Quelques instants plus tard, la petite troupe se mettait en marche, selon l’ordre arrêté, et Colette, après avoir donné un dernier baiser à la fillette, une dernière recommandation d’obéissance à Goliath, retournait auprès de sa mère, qu’elle se faisait scrupule de quitter ou perdre de vue une minute, depuis quelques jours surtout ; car une mélancolie noire semblait s’appesantir sur Mme Massey et la dominait à chaque moment davantage, et la pauvre jeune femme, devinant la cause de cette tristesse, travaillait sans relâche à la dissiper, secondée dans cette tâche par Lina, dont les soins, l’amour, le dévouement pour celle qui depuis cinq années lui servait de mère, étaient ceux d’une véritable fille.

Tandis que toutes deux étaient ainsi occupées, bavardant, brodant, faisant de la musique autour de la chère femme, Goliath, Tottie, M. Weber et Martial étaient arrivés à bon port à la terrasse inférieure de la Tour ; les deux premiers s’étant installés à l’ombre, à l’entrée du souterrain, M. Hardouin était monté à son cabinet de travail et l’inventeur s’était mis sans retard à l’œuvre, qui consistait à hisser le canon, son affût et trois douzaines d’obus sur le dos de Goliath. Tout était préparé pour que le travail marchât sans encombre, et en moins d’une heure et demie il était achevé.

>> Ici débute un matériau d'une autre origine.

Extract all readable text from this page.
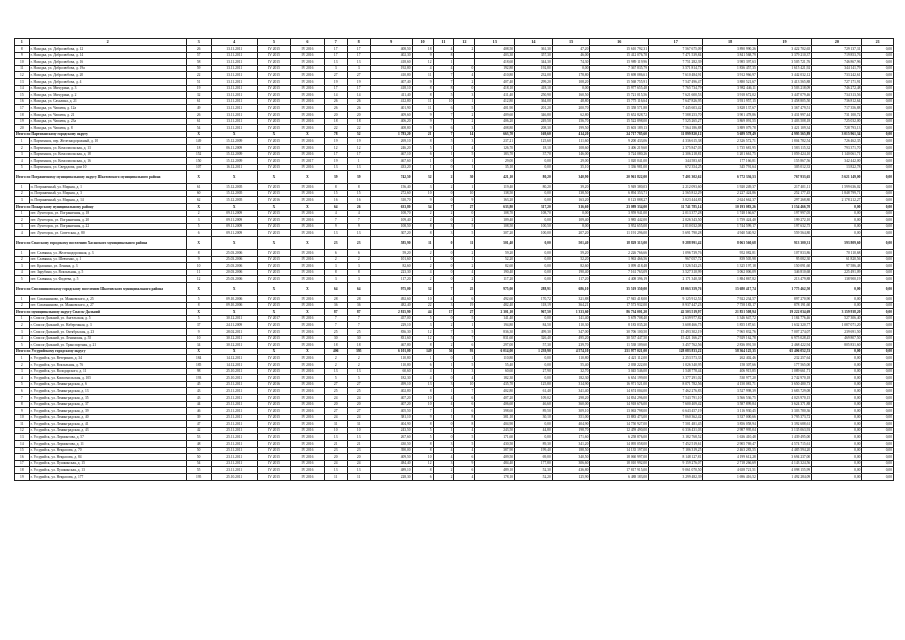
1	2	3	4	5	6	7	8	9	10	11	12	13	14	15	16	17	18	19	20	21
8	г. Находка, ул. Добролюбова, д. 12	26	13.11.2011	IV 2015	IV 2016	17	17	408,50	18	4	2	408,50	361,30	47,20	15 610 792,31	7 567 675,09	3 890 990,26	3 422 702,65	729 137,31	0,00
9	г. Находка, ул. Добролюбова, д. 14	57	13.11.2011	IV 2015	IV 2016	17	17	402,30	9	8		403,30	357,30	46,00	15 412 076,78	7 471 539,84	3 841 568,79	3 379 210,37	719 853,76	0,00
10	г. Находка, ул. Добролюбова, д. 16	58	13.11.2011	IV 2015	IV 2016	13	13	418,60	12	1		418,60	344,30	74,30	15 989 119,96	7 751 282,39	3 985 397,63	3 505 721,76	746 867,96	0,00
11	г. Находка, ул. Добролюбова, д. 19а	59	13.11.2011	IV 2015	IV 2016	3	3	192,80	4	4	0	192,80	192,80	0,00	7 367 835,79	3 571 814,73	1 836 457,35	1 615 421,92	344 141,79	0,00
12	г. Находка, ул. Добролюбова, д. 20	22	13.11.2011	IV 2015	IV 2016	27	27	410,80	11	7	4	410,80	232,00	178,80	15 698 086,61	7 610 484,91	3 912 966,97	3 442 032,12	733 242,61	0,00
13	г. Находка, ул. Добролюбова, д. 4	51	13.11.2011	IV 2015	IV 2016	19	19	407,40	9	7	2	407,40	299,20	108,20	15 568 755,91	7 547 496,47	3 880 521,67	3 413 565,88	727 171,91	0,00
14	г. Находка, ул. Мичурина, д. 3	19	13.11.2011	IV 2015	IV 2016	17	17	418,10	8	8	0	418,10	418,10	0,00	15 977 655,48	7 765 734,79	3 982 446,11	3 503 218,09	746 272,48	0,00
15	г. Находка, ул. Мичурина, д. 2	32	13.11.2011	IV 2015	IV 2016	14	14	411,40	8	5	3	411,40	250,90	160,50	15 721 015,56	7 621 600,53	3 918 672,02	3 447 079,46	734 313,56	0,00
16	г. Находка, ул. Сахалина, д. 21	61	13.11.2011	IV 2015	IV 2016	26	26	412,80	11	10	1	412,80	364,00	48,80	15 775 116,64	7 647 826,95	3 931 957,15	3 458 805,50	736 812,64	0,00
17	г. Находка, ул. Чапаева, д. 12а	49	13.11.2011	IV 2015	IV 2016	26	26	401,90	11	6	5	401,90	201,20	200,70	15 358 571,88	7 445 603,42	3 828 137,67	3 367 479,51	717 356,88	0,00
18	г. Находка, ул. Чапаева, д. 21	26	13.11.2011	IV 2015	IV 2016	20	20	409,60	9	7	2	409,60	346,80	62,80	15 652 828,72	7 588 253,70	3 901 478,86	3 431 997,44	731 100,72	0,00
19	г. Находка, ул. Чапаева, д. 23а	61	13.11.2011	IV 2015	IV 2016	18	18	406,20	9	7	2	406,20	249,50	156,70	15 522 898,00	7 525 265,27	3 869 091,55	3 403 508,18	725 032,00	0,00
20	г. Находка, ул. Чапаева, д. 8	54	13.11.2011	IV 2015	IV 2016	22	22	408,80	9	6	3	408,80	208,30	199,50	15 603 189,13	7 564 186,88	3 889 079,78	3 421 109,34	728 793,13	0,00
Итого по Партизанскому городскому округу		X	X	X	X	78	52	1 783,20	21	7	14	663,70	169,60	414,20	24 717 785,60	11 899 820,12	5 689 578,49	4 995 565,89	3 015 961,34	0,00
1	г. Партизанск, пер. Железнодорожный, д. 10	149	15.12.2009	IV 2015	IV 2016	19	19	269,10	8	5	3	237,21	125,60	111,60	9 200 433,06	4 336 615,38	2 326 572,71	1 804 782,54	726 462,35	0,00
2	г. Партизанск, ул. Комсомольская, д. 13	18	06.11.2009	IV 2015	IV 2016	12	12	246,20	5	1	4	126,70	18,10	108,60	3 406 219,60	2 375 847,03	1 735 681,95	1 583 115,32	793 371,70	0,00
3	г. Партизанск, ул. Комсомольская, д. 18	152	15.12.2009	IV 2015	IV 2016	17	17	467,10	6	1	5	183,70	37,70	146,00	3 724 080,26	2 306 218,81	1 201 661,75	1 059 424,10	1 140 061,71	0,00
4	г. Партизанск, ул. Комсомольская, д. 16	150	15.12.2009	IV 2015	IV 2017	19	1	467,60	1	0	1	29,00	0,00	29,00	1 020 041,00	344 583,65	177 166,81	155 867,56	342 442,00	0,00
5	г. Партизанск, ул. Свердлова, дом 10	107	16.12.2011	IV 2015	IV 2016	13	13	433,20	1	0	1	35,10	0,00	35,10	1 336 981,00	672 354,25	345 791,64	305 012,33	13 822,78	0,00
Итого по Пограничному муниципальному округу Шкотовского муниципального района		X	X	X	X	39	39	742,50	32	2	30	421,10	80,20	340,90	20 961 822,00	7 401 302,62	6 772 336,53	767 933,65	5 621 149,00	0,00
1	п. Пограничный, ул. Мирная, д. 1	61	15.12.2005	IV 2015	IV 2016	8	8	156,40	3	2	1	119,40	80,20	39,20	5 949 380,03	2 212 093,60	1 920 249,37	217 401,11	1 599 636,02	0,00
2	п. Пограничный, ул. Мирная, д. 3	60	15.12.2005	IV 2015	IV 2016	15	15	272,60	10	0	10	138,50	0,00	138,50	6 894 353,71	2 565 812,29	2 227 424,86	252 177,45	1 848 799,71	0,00
3	п. Пограничный, ул. Мирная, д. 14	62	15.12.2005	IV 2016	IV 2016	16	16	310,70	9	0	9	163,20	0,00	163,20	8 123 888,27	3 023 444,83	2 624 662,37	297 268,80	2 178 212,27	0,00
Итого по Пожарскому муниципальному району		X	X	X	X	64	26	633,80	34	7	27	633,80	317,20	316,60	23 089 334,00	11 741 785,14	10 193 083,26	1 154 466,70	0,00	0,00
1	пгт. Лучегорск, ул. Пограничная, д. 18	2	09.11.2009	IV 2015	IV 2016	4	4	108,70	2	2	0	108,70	108,70	0,00	3 959 941,00	2 013 377,28	1 748 166,67	197 997,05	0,00	0,00
2	пгт. Лучегорск, ул. Пограничная, д. 20	3	09.11.2009	IV 2015	IV 2016	7	7	109,40	2	0	2	109,40	0,00	109,40	3 985 442,00	2 026 343,50	1 759 424,40	199 272,10	0,00	0,00
3	пгт. Лучегорск, ул. Пограничная, д. 22	5	09.11.2009	IV 2015	IV 2016	9	9	108,50	8	3	5	108,50	100,50	8,00	3 952 655,00	2 010 032,08	1 744 599,17	197 632,75	0,00	0,00
4	пгт. Лучегорск, ул. Советская, д. 80	6	09.11.2009	IV 2015	IV 2016	13	13	307,20	8	3	5	307,20	100,00	207,20	11 191 296,00	5 691 790,28	4 940 540,92	559 564,80	0,00	0,00
Итого по Спасскому городскому поселению Хасанского муниципального района		X	X	X	X	23	23	585,90	11	0	11	501,40	0,00	501,40	18 829 313,00	9 288 991,42	8 063 560,68	913 300,31	593 809,60	0,00
1	пгт. Славянка, ул. Железнодорожная, д. 3	8	25.03.2006	IV 2015	IV 2016	6	6	59,20	2	0	2	59,20	0,00	59,20	2 226 766,66	1 096 739,76	952 082,81	107 833,86	70 110,68	0,00
2	пгт. Славянка, ул. Шевченко, д. 1	9	25.03.2006	IV 2015	IV 2016	2	2	101,60	1	0	1	52,20	0,00	52,20	1 963 466,56	967 057,72	839 505,98	95 082,30	61 820,56	0,00
3	пгт. Краскино, ул. Ленина, д. 3	10	25.03.2006	IV 2015	IV 2016	3	3	82,60	2	0	2	82,60	0,00	82,60	3 099 418,48	1 526 543,23	1 325 197,18	150 091,60	97 586,48	0,00
4	пгт. Зарубино, ул. Вокзальная, д. 5	11	20.03.2006	IV 2015	IV 2016	8	8	223,30	4	0	4	190,40	0,00	190,40	7 161 763,09	3 527 310,99	3 062 006,09	346 810,68	225 491,09	0,00
5	пгт. Славянка, ул. Фадеева, д. 5	12	25.03.2006	IV 2015	IV 2016	3	3	117,20	2	0	2	117,20	0,00	117,20	4 408 396,19	2 171 340,38	1 884 867,82	213 479,88	138 900,19	0,00
Итого по Смоляниновскому городскому поселению Шкотовского муниципального района		X	X	X	X	64	64	975,00	32	7	25	975,00	288,91	686,10	35 519 350,00	18 063 359,76	15 680 417,74	1 775 462,50	0,00	0,00
1	пгт. Смоляниново, ул. Маяковского, д. 25	5	09.10.2006	IV 2015	IV 2016	28	28	492,60	10	4	6	492,60	170,72	321,88	17 945 418,00	9 125 912,53	7 922 234,57	897 270,90	0,00	0,00
2	пгт. Смоляниново, ул. Маяковского, д. 27	8	09.10.2006	IV 2015	IV 2016	36	36	482,40	22	3	19	482,40	118,19	364,21	17 573 932,00	8 937 447,23	7 758 183,17	878 191,60	0,00	0,00
Итого по муниципальному округу Спасск-Дальний		X	X	X	X	87	87	2 815,90	44	17	27	2 301,10	967,50	1 333,60	86 734 001,20	42 503 519,97	21 851 508,94	19 222 034,69	3 159 938,20	0,00
1	г. Спасск-Дальний, ул. Ангельская, д. 5	5	30.12.2011	IV 2017	IV 2016	7	7	457,00	5	0	5	141,40	0,00	141,40	5 678 708,40	2 639 977,82	1 346 647,72	1 184 776,46	527 306,40	0,00
2	г. Спасск-Дальний, ул. Набережная, д. 3	37	24.11.2009	IV 2015	IV 2016	7	7	229,10	3	2	1	194,80	84,50	110,30	8 183 035,20	3 608 466,75	1 855 187,61	1 632 320,77	1 087 071,20	0,00
3	г. Спасск-Дальний, ул. Октябрьская, д. 23	9	28.02.2011	IV 2015	IV 2016	25	25	836,30	12	7	5	836,30	499,30	347,00	30 706 100,50	15 493 302,19	7 965 832,76	7 007 274,07	239 691,50	0,00
4	г. Спасск-Дальний, ул. Ленинская, д. 55	10	30.12.2011	IV 2015	IV 2016	30	30	831,60	12	5	7	831,60	326,40	495,20	30 537 447,50	15 421 166,27	7 929 162,78	6 975 028,45	469 807,50	0,00
5	г. Спасск-Дальний, ул. Транспортная, д. 21	34	30.12.2011	IV 2015	IV 2016	18	18	467,80	8	2	6	297,00	57,30	239,70	11 538 109,60	3 457 762,56	2 836 091,50	2 468 422,94	805 831,60	0,00
Итого по Уссурийскому городскому округу		X	X	X	X	406	395	6 101,00	149	56	93	6 014,00	1 239,90	4 574,10	251 977 021,00	128 083 833,22	58 364 125,35	65 406 052,53	0,00	0,00
1	г. Уссурийск, ул. Ветеринов, д. 34	184	14.12.2011	IV 2015	IV 2016	2	2	110,80	1	0	1	110,80	0,00	110,80	4 421 112,00	2 253 573,33	262 402,46	232 257,64	0,00	0,00
2	г. Уссурийск, ул. Вокзальная, д. 76	185	14.12.2011	IV 2015	IV 2016	2	2	110,80	6	1	5	55,40	0,00	55,40	2 038 222,00	1 026 340,95	158 307,66	177 565,00	0,00	0,00
3	г. Уссурийск, ул. Володарского, д. 11	98	25.10.2011	IV 2015	IV 2016	13	13	60,60	4	1	3	60,60	27,90	32,70	3 045 546,00	1 548 778,44	406 915,85	1 089 661,71	0,00	0,00
4	г. Уссурийск, ул. Комсомольская, д. 105	193	25.10.2011	IV 2015	IV 2016	5	5	182,30	4	0	4	182,30	0,00	182,30	6 654 199,00	3 377 291,02	530 977,20	2 742 970,18	0,00	0,00
5	г. Уссурийск, ул. Ленинградская, д. 6	45	25.11.2011	IV 2016	IV 2016	27	27	499,10	13	3	10	435,70	125,80	314,90	16 971 521,00	8 071 782,56	4 150 081,71	3 650 480,73	0,00	0,00
6	г. Уссурийск, ул. Ленинградская, д. 13	43	25.11.2011	IV 2015	IV 2016	25	25	402,80	8	1	7	402,80	61,40	341,40	14 674 004,00	7 462 276,83	3 527 998,39	3 683 729,08	0,00	0,00
7	г. Уссурийск, ул. Ленинградская, д. 35	43	25.11.2011	IV 2015	IV 2016	24	24	407,20	10	4	6	407,20	109,02	298,20	14 834 296,00	7 543 791,10	3 566 536,75	4 023 970,15	0,00	0,00
8	г. Уссурийск, ул. Ленинградская, д. 37	44	25.11.2011	IV 2015	IV 2016	20	20	407,20	10	4	6	406,60	46,60	360,00	14 918 676,00	7 600 409,42	3 587 899,84	3 624 371,88	0,00	0,00
9	г. Уссурийск, ул. Ленинградская, д. 39	46	25.11.2011	IV 2015	IV 2016	27	27	405,50	7	1	6	398,60	89,50	309,10	13 063 798,00	6 643 457,19	3 116 930,45	3 303 780,36	0,00	0,00
10	г. Уссурийск, ул. Ленинградская, д. 40	39	25.11.2011	IV 2015	IV 2016	24	24	381,10	9	1	8	381,10	30,10	351,00	13 883 473,00	7 060 362,42	3 337 000,66	3 795 373,72	0,00	0,00
11	г. Уссурийск, ул. Ленинградская, д. 41	47	25.11.2011	IV 2015	IV 2016	31	31	404,90	8	0	8	404,90	0,00	404,90	14 750 927,00	7 501 481,45	3 856 058,94	3 392 688,61	0,00	0,00
12	г. Уссурийск, ул. Ленинградская, д. 43	42	25.11.2011	IV 2015	IV 2016	10	10	243,50	5	1	4	243,50	44,80	198,70	12 459 490,00	6 336 431,03	2 987 995,04	3 135 063,93	0,00	0,00
13	г. Уссурийск, ул. Лермонтова, д. 57	53	25.11.2011	IV 2015	IV 2016	13	13	267,60	5	0	5	171,60	0,00	171,60	6 258 876,00	3 182 768,52	1 636 410,48	1 439 495,00	0,00	0,00
14	г. Уссурийск, ул. Лермонтова, д. 11	48	25.11.2011	IV 2015	IV 2016	21	21	430,50	8	3	5	430,50	89,30	341,20	14 095 058,00	7 452 519,61	2 905 769,47	4 574 715,61	0,00	0,00
15	г. Уссурийск, ул. Некрасова, д. 70	50	25.11.2011	IV 2015	IV 2016	23	23	390,00	8	4	4	387,90	199,40	188,50	14 135 197,00	7 186 319,25	2 463 283,55	4 485 594,20	0,00	0,00
16	г. Уссурийск, ул. Некрасова, д. 84	50	23.11.2011	IV 2015	IV 2016	20	20	409,50	10	4	6	409,50	69,00	340,50	18 060 997,00	8 148 127,81	4 199 612,28	3 694 237,00	0,00	0,00
17	г. Уссурийск, ул. Пушкинская, д. 15	54	23.11.2011	IV 2015	IV 2016	24	24	484,40	12	3	9	484,40	177,80	306,60	18 010 992,00	9 159 276,07	2 718 266,69	4 143 324,56	0,00	0,00
18	г. Уссурийск, ул. Пушкинская, д. 13	55	23.11.2011	IV 2015	IV 2016	13	13	489,10	8	2	6	489,10	52,30	436,80	17 817 915,00	9 061 070,50	4 658 721,51	4 098 155,99	0,00	0,00
19	г. Уссурийск, ул. Некрасова, д. 177	195	25.10.2011	IV 2015	IV 2016	11	11	228,30	6	2	4	178,10	52,20	125,90	6 488 183,00	3 299 482,39	1 696 416,52	1 492 284,09	0,00	0,00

Weber allait et venait ; Tottie gazouillait à plein gosier et parlait à son grand ami, lui contant toutes ses petites affaires et entendant sans doute fort bien les réponses de l’éléphant, car le monologue ne chômait pas. Chaque fois que sa tête émergeait du souterrain, le bon savant pouvait s’assurer que tout allait à merveille de ce côté-là.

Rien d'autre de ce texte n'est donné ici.